American Express To Release An API For Digital Wallet Platform Serve; Focuses On Data And Personalization


Over the past year, American Express has been making several key payments partnerships with technology companies and launched its take on the digital wallet, Serve. Serve integrates a variety of payment options into a single account that can be funded from a bank account, debit, credit or charge card. The company has also landed a number of lucrative carrier partner deals for Serve. Separate from Serve, American Express’ recent partnerships in the payments space include Foursquare, Facebook and even Zynga for personalized deals. We sat down recently with Harshul Sanghi, American Express’ new VP of Enterprise Growth Group to chat about Serve, the digital wallet and how the company plans to dominate the payments space.

Sanghi, who was formerly the Managing Director of North American venture activities for Motorola, joined AmEx in September. His focus is on further developing the Serve brand and forming these partnerships that help expand the card member base into new segments.

Sanghi explains that while every payments company (including even Google) and credit card company is releasing their own version of the digital wallet, it’s whats in the wallet that’s truly important. “The wallet that has the most brand partnerships is what customers are going to gravitate too,” he says. And this wallet needs to tie in seamlessly with loyalty programs, and virtual currencies, which is why AmEx bought virtual currency monetization platform Sometrics a few weeks ago. And the wallet needs to store offers and deals as well so that consumers don’t have to carry around coupons or discounts to a store.
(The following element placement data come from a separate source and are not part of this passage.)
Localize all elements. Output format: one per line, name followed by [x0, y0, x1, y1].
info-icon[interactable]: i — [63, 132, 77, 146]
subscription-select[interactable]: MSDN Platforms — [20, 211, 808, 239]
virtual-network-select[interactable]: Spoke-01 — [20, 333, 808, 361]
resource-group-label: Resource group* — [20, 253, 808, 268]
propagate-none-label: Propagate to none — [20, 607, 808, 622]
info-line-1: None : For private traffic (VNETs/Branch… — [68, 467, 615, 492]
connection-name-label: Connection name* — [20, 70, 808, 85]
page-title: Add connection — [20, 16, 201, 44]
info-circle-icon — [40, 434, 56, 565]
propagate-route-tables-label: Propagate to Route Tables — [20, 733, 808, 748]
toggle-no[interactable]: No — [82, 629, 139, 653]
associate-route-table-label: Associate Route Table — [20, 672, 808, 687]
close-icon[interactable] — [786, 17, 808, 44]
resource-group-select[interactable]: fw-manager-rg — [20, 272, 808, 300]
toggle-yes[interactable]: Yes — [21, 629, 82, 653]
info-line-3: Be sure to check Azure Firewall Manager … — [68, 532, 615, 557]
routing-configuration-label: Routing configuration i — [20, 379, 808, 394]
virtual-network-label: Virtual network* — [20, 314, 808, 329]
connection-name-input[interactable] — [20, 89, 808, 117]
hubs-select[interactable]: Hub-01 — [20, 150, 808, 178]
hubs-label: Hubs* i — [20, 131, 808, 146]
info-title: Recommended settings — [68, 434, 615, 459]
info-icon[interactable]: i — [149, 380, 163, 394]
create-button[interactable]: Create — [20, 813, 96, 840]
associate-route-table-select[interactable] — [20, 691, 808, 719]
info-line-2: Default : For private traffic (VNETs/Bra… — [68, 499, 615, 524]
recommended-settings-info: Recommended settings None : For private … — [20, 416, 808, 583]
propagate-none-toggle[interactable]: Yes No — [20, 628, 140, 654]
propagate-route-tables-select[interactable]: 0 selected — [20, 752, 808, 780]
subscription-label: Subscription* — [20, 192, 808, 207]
While commercial partnerships are definitely key to the broad appeal of Serve, part of Sanghi’s master plan in furthering Serve’s presence is a connection with developers. “It is difficult for mobile payments startups to scale without partnerships with some of the major financial partners,” he explains. “There are a lot of regulation in terms of moving money, and fraud management and we want to be the partner mobile payments startups think of in this space.” Sanghi says that in first half of next year, American Express will open up the Serve platform to developer community.
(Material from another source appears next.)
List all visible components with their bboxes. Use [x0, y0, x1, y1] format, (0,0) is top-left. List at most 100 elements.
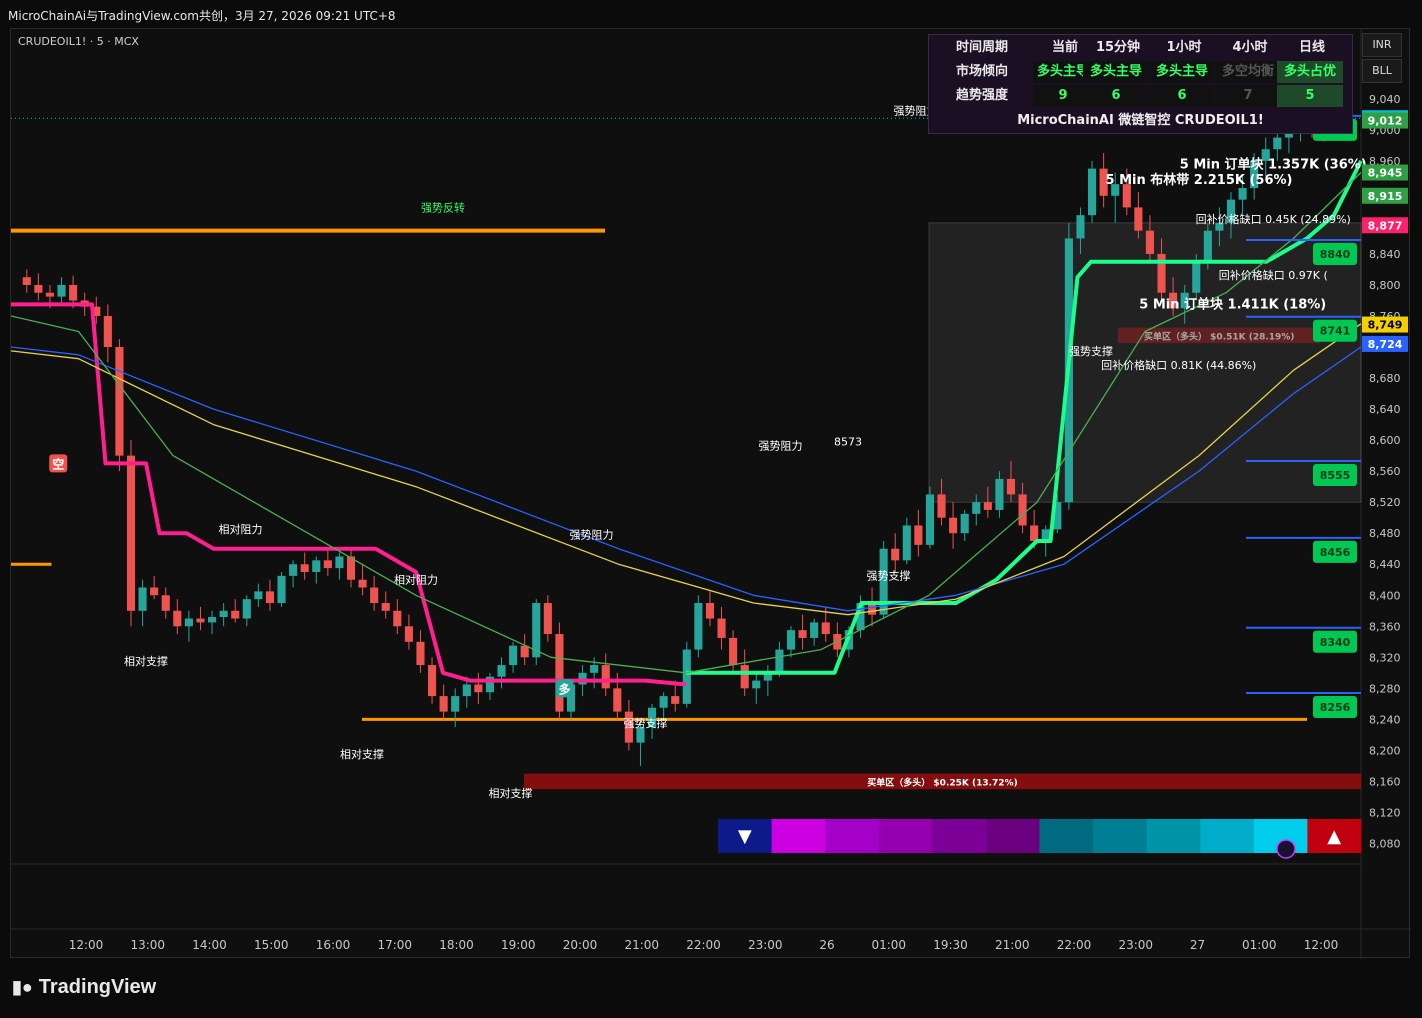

Another area where American Express is focusing its efforts when it comes to Serve is on data. “Data is going to be a differentiating factor in the payments space,” Sanghi explains. A personalized experience is going to be key in providing the digital wallet that consumers flock to, he says. And it’s not just purchasing data that American Express is looking to mine.

Intent data, structured data and unstructured data will all play a part of delivering a personalized payments experience. That means analyzing things such as Tweets, Twitter sentiment, your social graph, Facebook updates and more to deliver targeted offers. “The magic is going to be in marrying structured data and unstructured data for results in real-time,” Sanghi says.
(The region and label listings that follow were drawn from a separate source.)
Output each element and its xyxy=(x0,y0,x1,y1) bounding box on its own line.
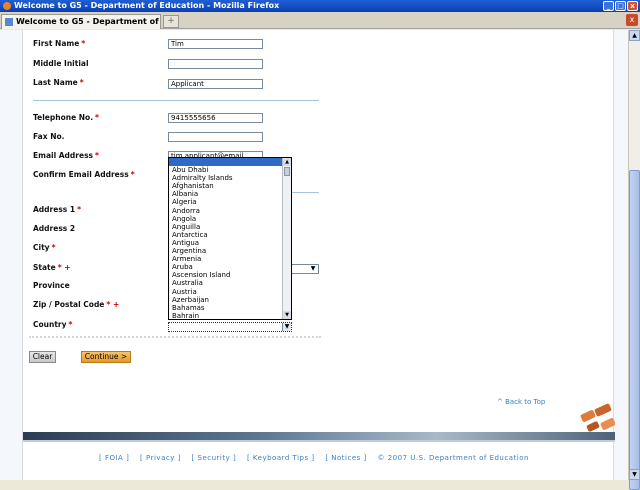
continue-button[interactable]: Continue > xyxy=(81,351,131,363)
tab-g5-education[interactable]: Welcome to G5 - Department of Edu... xyxy=(1,14,161,29)
country-option[interactable]: Bahrain xyxy=(169,312,291,319)
country-option[interactable]: Albania xyxy=(169,190,291,198)
country-option[interactable]: Armenia xyxy=(169,255,291,263)
new-tab-button[interactable]: + xyxy=(163,15,179,28)
fax-label: Fax No. xyxy=(33,132,65,141)
copyright-text: © 2007 U.S. Department of Education xyxy=(377,454,529,462)
security-link[interactable]: [ Security ] xyxy=(192,454,237,462)
country-option[interactable]: Ascension Island xyxy=(169,271,291,279)
page-scrollbar[interactable]: ▲ ▼ xyxy=(628,30,640,490)
scroll-up-icon[interactable]: ▲ xyxy=(283,158,291,166)
state-label: State * + xyxy=(33,263,71,272)
country-option[interactable]: Angola xyxy=(169,215,291,223)
scroll-down-icon[interactable]: ▼ xyxy=(283,311,291,319)
middle-initial-label: Middle Initial xyxy=(33,59,89,68)
maximize-button[interactable]: □ xyxy=(615,1,626,11)
province-label: Province xyxy=(33,281,70,290)
section-divider xyxy=(33,100,319,101)
footer-band xyxy=(23,432,615,440)
dotted-divider xyxy=(29,336,321,340)
fax-input[interactable] xyxy=(168,132,263,142)
zip-label: Zip / Postal Code * + xyxy=(33,300,120,309)
country-option[interactable] xyxy=(169,158,291,167)
scroll-up-icon[interactable]: ▲ xyxy=(629,30,640,41)
page-favicon-icon xyxy=(5,18,13,26)
window-title: Welcome to G5 - Department of Education … xyxy=(14,1,280,10)
window-controls: _ □ x xyxy=(603,1,638,11)
country-option[interactable]: Admiralty Islands xyxy=(169,174,291,182)
country-option[interactable]: Antigua xyxy=(169,239,291,247)
scroll-thumb[interactable] xyxy=(284,167,290,176)
country-option[interactable]: Afghanistan xyxy=(169,182,291,190)
country-option[interactable]: Andorra xyxy=(169,207,291,215)
scroll-thumb[interactable] xyxy=(629,170,640,490)
registration-page: First Name * Tim Middle Initial Last Name… xyxy=(22,30,615,480)
city-label: City * xyxy=(33,243,56,252)
keyboard-tips-link[interactable]: [ Keyboard Tips ] xyxy=(247,454,315,462)
page-viewport: First Name * Tim Middle Initial Last Name… xyxy=(0,30,628,480)
country-option[interactable]: Argentina xyxy=(169,247,291,255)
country-option[interactable]: Australia xyxy=(169,279,291,287)
country-option[interactable]: Anguilla xyxy=(169,223,291,231)
middle-initial-input[interactable] xyxy=(168,59,263,69)
country-option[interactable]: Azerbaijan xyxy=(169,296,291,304)
tab-label: Welcome to G5 - Department of Edu... xyxy=(16,17,160,26)
privacy-link[interactable]: [ Privacy ] xyxy=(140,454,181,462)
scroll-down-icon[interactable]: ▼ xyxy=(629,469,640,480)
firefox-icon xyxy=(3,2,11,10)
close-window-button[interactable]: x xyxy=(627,1,638,11)
country-option[interactable]: Bahamas xyxy=(169,304,291,312)
country-option[interactable]: Aruba xyxy=(169,263,291,271)
chevron-down-icon[interactable]: ▼ xyxy=(282,323,291,331)
decorative-image xyxy=(571,390,615,432)
back-to-top-link[interactable]: ^ Back to Top xyxy=(497,398,545,406)
chevron-down-icon: ▼ xyxy=(310,265,316,272)
window-titlebar: Welcome to G5 - Department of Education … xyxy=(0,0,640,12)
minimize-button[interactable]: _ xyxy=(603,1,614,11)
country-select[interactable]: ▼ xyxy=(168,322,292,332)
address2-label: Address 2 xyxy=(33,224,76,233)
section-divider xyxy=(289,192,319,193)
first-name-input[interactable]: Tim xyxy=(168,39,263,49)
close-tab-button[interactable]: x xyxy=(626,14,638,26)
email-label: Email Address * xyxy=(33,151,99,160)
last-name-label: Last Name * xyxy=(33,78,84,87)
address1-label: Address 1 * xyxy=(33,205,82,214)
first-name-label: First Name * xyxy=(33,39,86,48)
country-label: Country * xyxy=(33,320,73,329)
dropdown-scrollbar[interactable]: ▲ ▼ xyxy=(282,158,291,319)
country-dropdown-list[interactable]: Abu Dhabi Admiralty Islands Afghanistan Alb… xyxy=(168,157,292,320)
clear-button[interactable]: Clear xyxy=(29,351,56,363)
country-option[interactable]: Austria xyxy=(169,288,291,296)
country-option[interactable]: Antarctica xyxy=(169,231,291,239)
country-option[interactable]: Algeria xyxy=(169,198,291,206)
country-option[interactable]: Abu Dhabi xyxy=(169,166,291,174)
footer-band-light xyxy=(23,440,615,442)
telephone-label: Telephone No. * xyxy=(33,113,99,122)
foia-link[interactable]: [ FOIA ] xyxy=(99,454,129,462)
confirm-email-label: Confirm Email Address * xyxy=(33,170,135,179)
last-name-input[interactable]: Applicant xyxy=(168,79,263,89)
notices-link[interactable]: [ Notices ] xyxy=(325,454,366,462)
footer-links: [ FOIA ] [ Privacy ] [ Security ] [ Keyb… xyxy=(99,454,537,462)
telephone-input[interactable]: 9415555656 xyxy=(168,113,263,123)
tab-bar: Welcome to G5 - Department of Edu... + x xyxy=(0,12,640,29)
With 100 million card members, American Express’ data opportunities are massive. But privacy is a key concern in this data mining, says Sanghi, and the company has to be sure they aren’t abusing these issues, especially as it relates to financial information. For example, the company’s Facebook partnership, in which AmEx cardholders can link their cards to their Facebook accounts to receive deals, is an opt-in experience.

Across the board, American Express is going to be announcing many more commercial partnerships including those with gaming and telecommunications companies. Serve will also soon enter new geographies, says Sanghi, which will also be a key part of the platform’s growth in the next year.

Of course, American Express has competition in the digital wallets space, and companies like PayPal and even Google are also looking to compete. And fellow credit card companies such as Visa have major ambitions to dominate the digital wallet. Regardless, all of these companies need to fine-tune their offerings so that the benefit to consumers is clear. The battle to become the de facto digital wallet is just starting, and which payments provider that will create the technology that keeps consumers engaged has yet to be determined.